Time is probably the single most interesting thing about writing for me, both how we can describe it in all its strangeness and how it passes through in strange ways, but also time as a kind of force that runs through the story – in a way that you can. you can spend time in a novel, how much time does your novel cover, I really like to play with that. So expanding time in some episodes and compressing it in others and making that expansion and compression a kind of force in the story, these are things that really interest me. With Orbital, I really struggled with the time frame because the book wasn’t always set in one day. It was only then that I realized that it should only be one day and that it should be planned according to 16 routes, that one 24-hour period was blown away. So, the sense of time in every narrative that you work on is really fundamental to me.

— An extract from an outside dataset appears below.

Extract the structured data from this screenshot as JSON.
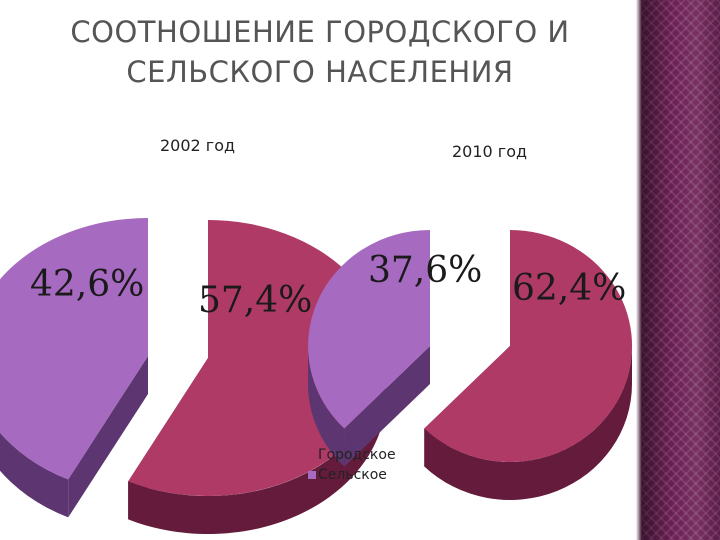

What about faith? That has been a prominent theme in your work…
I have no religion myself. I would, and this may sound like a silly thing to say, like. I’ve always envied people who have religious faith and can live by it, but I’ve never really known that myself.
I tried. I’m not criticizing faith at all, no matter what a person’s faith is, because I think we all put our faith in something, whether that’s in god or a religious system or money or writing. I think that religion, at its highest level, gives a person a philosophy to live by, which allows us to ask questions about the world that we wouldn’t ask otherwise. It’s kind of like your brother or sister in Philosophy. At worst, it can shut down those questions and that’s a shame. But I know many people who have a religious faith and who always ask in a way that other non-religious people often don’t. That’s a good thing, and I think the loss of that, the more secular society becomes, the more we lose our attitude to keep asking questions, keep questioning our values and ourselves and our place in the world.